Alexis Lightcap knows first-hand what discrimination looks like.
“I’m a black female who goes to a predominantly white school,” says the 19-year-old, who spent time in the foster care system before being adopted. “Every day I am dealing with different racist comments and things that constantly put me down.”
Alexis also knows what it feels like to have her privacy violated. “I was a junior in high school when I ducked into the girls’ room at school one day to find…a boy,” she wrote in the Philadelphia Enquirer. “My first thought was to get out. My second thought was to find my teacher and let her know what happened.”
Her teacher advised her to talk to her grade-level principal—but the principal did not listen to Alexis’s concerns.
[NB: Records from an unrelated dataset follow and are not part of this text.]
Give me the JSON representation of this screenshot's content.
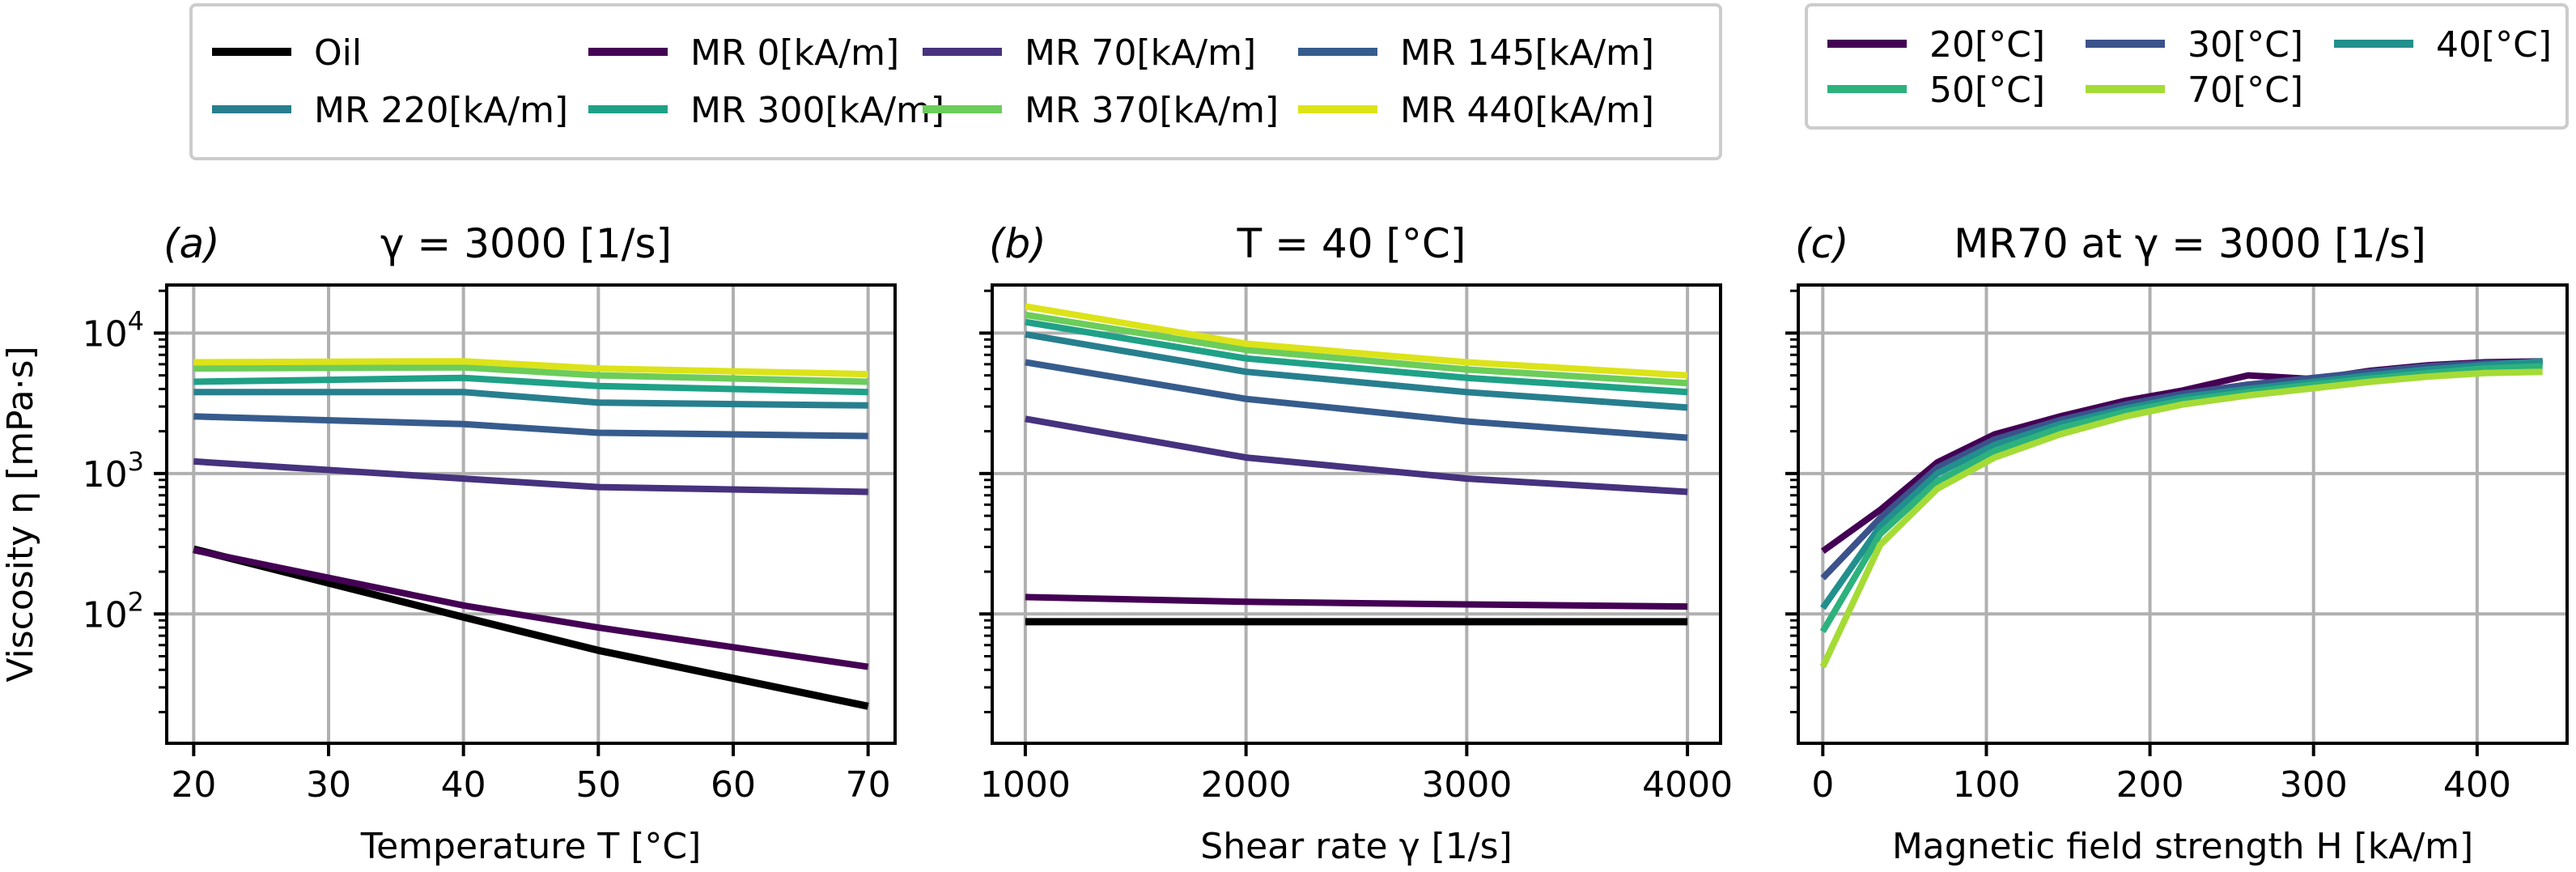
{
  "chart_data": [
    {
      "panel": "(a)",
      "type": "line",
      "title": "γ = 3000 [1/s]",
      "xlabel": "Temperature T [°C]",
      "ylabel": "Viscosity η [mPa·s]",
      "xlim": [
        18,
        72
      ],
      "ylim": [
        12,
        22000
      ],
      "yscale": "log",
      "xticks": [
        20,
        30,
        40,
        50,
        60,
        70
      ],
      "yticks": [
        {
          "value": 100,
          "label": "10",
          "exp": "2"
        },
        {
          "value": 1000,
          "label": "10",
          "exp": "3"
        },
        {
          "value": 10000,
          "label": "10",
          "exp": "4"
        }
      ],
      "x": [
        20,
        40,
        50,
        70
      ],
      "series": [
        {
          "name": "Oil",
          "values": [
            290,
            95,
            55,
            22
          ]
        },
        {
          "name": "MR 0[kA/m]",
          "values": [
            285,
            115,
            80,
            42
          ]
        },
        {
          "name": "MR 70[kA/m]",
          "values": [
            1220,
            920,
            800,
            740
          ]
        },
        {
          "name": "MR 145[kA/m]",
          "values": [
            2550,
            2250,
            1950,
            1850
          ]
        },
        {
          "name": "MR 220[kA/m]",
          "values": [
            3800,
            3800,
            3200,
            3050
          ]
        },
        {
          "name": "MR 300[kA/m]",
          "values": [
            4500,
            4800,
            4200,
            3800
          ]
        },
        {
          "name": "MR 370[kA/m]",
          "values": [
            5600,
            5700,
            5000,
            4500
          ]
        },
        {
          "name": "MR 440[kA/m]",
          "values": [
            6200,
            6300,
            5600,
            5100
          ]
        }
      ]
    },
    {
      "panel": "(b)",
      "type": "line",
      "title": "T = 40 [°C]",
      "xlabel": "Shear rate γ [1/s]",
      "ylabel": "",
      "xlim": [
        850,
        4150
      ],
      "ylim": [
        12,
        22000
      ],
      "yscale": "log",
      "xticks": [
        1000,
        2000,
        3000,
        4000
      ],
      "x": [
        1000,
        2000,
        3000,
        4000
      ],
      "series": [
        {
          "name": "Oil",
          "values": [
            88,
            88,
            88,
            88
          ]
        },
        {
          "name": "MR 0[kA/m]",
          "values": [
            132,
            122,
            117,
            113
          ]
        },
        {
          "name": "MR 70[kA/m]",
          "values": [
            2450,
            1300,
            920,
            740
          ]
        },
        {
          "name": "MR 145[kA/m]",
          "values": [
            6200,
            3400,
            2350,
            1800
          ]
        },
        {
          "name": "MR 220[kA/m]",
          "values": [
            9800,
            5300,
            3800,
            2950
          ]
        },
        {
          "name": "MR 300[kA/m]",
          "values": [
            12000,
            6600,
            4800,
            3800
          ]
        },
        {
          "name": "MR 370[kA/m]",
          "values": [
            13500,
            7600,
            5500,
            4400
          ]
        },
        {
          "name": "MR 440[kA/m]",
          "values": [
            15500,
            8400,
            6200,
            5000
          ]
        }
      ]
    },
    {
      "panel": "(c)",
      "type": "line",
      "title": "MR70 at γ = 3000 [1/s]",
      "xlabel": "Magnetic field strength H [kA/m]",
      "ylabel": "",
      "xlim": [
        -15,
        455
      ],
      "ylim": [
        12,
        22000
      ],
      "yscale": "log",
      "xticks": [
        0,
        100,
        200,
        300,
        400
      ],
      "x": [
        0,
        35,
        70,
        105,
        145,
        185,
        220,
        260,
        300,
        335,
        370,
        405,
        440
      ],
      "series": [
        {
          "name": "20[°C]",
          "values": [
            280,
            550,
            1200,
            1900,
            2550,
            3300,
            3900,
            5000,
            4700,
            5400,
            5900,
            6200,
            6300
          ]
        },
        {
          "name": "30[°C]",
          "values": [
            180,
            480,
            1100,
            1750,
            2400,
            3100,
            3700,
            4300,
            4800,
            5300,
            5800,
            6100,
            6200
          ]
        },
        {
          "name": "40[°C]",
          "values": [
            110,
            420,
            1000,
            1600,
            2250,
            2900,
            3500,
            4000,
            4500,
            5000,
            5500,
            5900,
            6300
          ]
        },
        {
          "name": "50[°C]",
          "values": [
            75,
            370,
            880,
            1450,
            2100,
            2750,
            3300,
            3800,
            4300,
            4750,
            5200,
            5600,
            5800
          ]
        },
        {
          "name": "70[°C]",
          "values": [
            42,
            310,
            780,
            1300,
            1900,
            2550,
            3100,
            3600,
            4050,
            4500,
            4900,
            5200,
            5300
          ]
        }
      ]
    }
  ],
  "legends": {
    "main": [
      {
        "label": "Oil",
        "color": "#000000"
      },
      {
        "label": "MR 0[kA/m]",
        "color": "#440154"
      },
      {
        "label": "MR 70[kA/m]",
        "color": "#46327e"
      },
      {
        "label": "MR 145[kA/m]",
        "color": "#365c8d"
      },
      {
        "label": "MR 220[kA/m]",
        "color": "#277f8e"
      },
      {
        "label": "MR 300[kA/m]",
        "color": "#1fa187"
      },
      {
        "label": "MR 370[kA/m]",
        "color": "#6ccd5a"
      },
      {
        "label": "MR 440[kA/m]",
        "color": "#dce319"
      }
    ],
    "temperature": [
      {
        "label": "20[°C]",
        "color": "#440154"
      },
      {
        "label": "30[°C]",
        "color": "#3b528b"
      },
      {
        "label": "40[°C]",
        "color": "#21908d"
      },
      {
        "label": "50[°C]",
        "color": "#2db27d"
      },
      {
        "label": "70[°C]",
        "color": "#a5db36"
      }
    ]
  },
  "series_colors": {
    "Oil": "#000000",
    "MR 0[kA/m]": "#440154",
    "MR 70[kA/m]": "#46327e",
    "MR 145[kA/m]": "#365c8d",
    "MR 220[kA/m]": "#277f8e",
    "MR 300[kA/m]": "#1fa187",
    "MR 370[kA/m]": "#6ccd5a",
    "MR 440[kA/m]": "#dce319",
    "20[°C]": "#440154",
    "30[°C]": "#3b528b",
    "40[°C]": "#21908d",
    "50[°C]": "#2db27d",
    "70[°C]": "#a5db36"
  }
}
Instead, he informed her that it was the school district’s new policy to allow students to use restrooms of the opposite sex and that she would just have to get used to it.
So, when Alexis found out that one of her classmates was involved in a lawsuit challenging the school district’s policy, she knew she had to make her voice heard. She made the brave decision to go public. “I have a chance to speak up,” says Alexis, “I knew I had to do something.”
Today, Alliance Defending Freedom asked the U.S. Court of Appeals for the Third Circuit to re-hear her case, after it ruled against student privacy earlier this year.
Some argue that opposition to this policy is tantamount to discrimination against the handful of students who identify as the opposite sex. But Alexis knows better. “This is not about discrimination,” she said. “This is a privacy issue.”
School districts have a duty to protect the safety and privacy of all of their students, not just a few. Boyertown has ignored that duty.
The only people who the school informed of the change were a couple of students who sought to use opposite sex facilities as a way of affirming their claimed gender identity. Schools can accommodate a small number of students with different needs, but in cases like Boyertown High School, school administrators chose to accommodate a few individuals at the expense of the other students’ privacy.
“It felt like a specific group of people were protected while the greater population was not,” said Alexis.
Alexis knows first-hand what it is like to be discriminated against. From her time in the foster care system, she also knows how it feels to have her voice ignored by a government bureaucracy. But it is a testament to her courage and determination that Alexis now uses her voice and unique perspective to speak out for student privacy.